While we’re seeing early hints and sparks around this, it probably indicates that we are underestimating just how big the market will become in the next few years.
Beller then questions the two panellists what people and institutions in positions of power should be doing to assist in this transition.

Banks are generally client-oriented institutions, explains Nazarov, and through this lens “the fundamental question that all fintechs, banks, institutions need to ask themselves is, at what point will my user base want to interact with crypto related products through me? At what point will people come to me as a bank and institution or a fintech and say, I can buy crypto on PayPal, where can I trade crypto with you?”

He notes that players which don’t have an answer to this question of what they’re going to do when their user base starts requesting crypto or defi related capabilities, should be adopt one of two approaches.

The first is to disagree with the premise that this type of service is unnecessary or unneeded and to get back to your original product offering - Nazarov strongly recommends against this approach.

The second option is to build a dedicated team with a significant budget working toward how to integrate and interface with a variety of protocols. He emphasises that the worst position for institutions to find themselves is one where they know that evolution and system changes are coming, but they don’t know how to react to or manage this transition.

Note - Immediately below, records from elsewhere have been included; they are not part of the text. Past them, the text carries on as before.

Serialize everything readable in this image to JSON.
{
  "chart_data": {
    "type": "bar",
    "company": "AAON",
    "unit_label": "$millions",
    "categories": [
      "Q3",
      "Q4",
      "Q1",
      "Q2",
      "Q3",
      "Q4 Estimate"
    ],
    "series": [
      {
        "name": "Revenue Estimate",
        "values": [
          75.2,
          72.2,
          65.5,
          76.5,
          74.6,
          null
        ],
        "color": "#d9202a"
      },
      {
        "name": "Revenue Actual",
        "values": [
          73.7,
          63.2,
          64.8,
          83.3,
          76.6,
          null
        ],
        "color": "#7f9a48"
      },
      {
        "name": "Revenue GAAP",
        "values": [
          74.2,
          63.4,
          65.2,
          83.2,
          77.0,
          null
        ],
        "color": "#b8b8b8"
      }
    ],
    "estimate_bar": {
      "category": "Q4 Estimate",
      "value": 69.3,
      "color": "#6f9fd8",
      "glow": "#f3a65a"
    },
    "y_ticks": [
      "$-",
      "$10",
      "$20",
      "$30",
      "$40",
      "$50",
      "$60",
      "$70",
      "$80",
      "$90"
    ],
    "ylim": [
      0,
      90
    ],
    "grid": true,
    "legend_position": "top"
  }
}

Given the amount of institutions which are taking this proactive route -particularly in the institutional banking world-, Nazarov warns that there will be a lot of players flowing into the space fast. “My advice is not to be one of those institutions or banks. My advice is to get ahead of this, just like there were people who got ahead of the Internet, and there were people who didn’t. It's going to be exactly the same story.”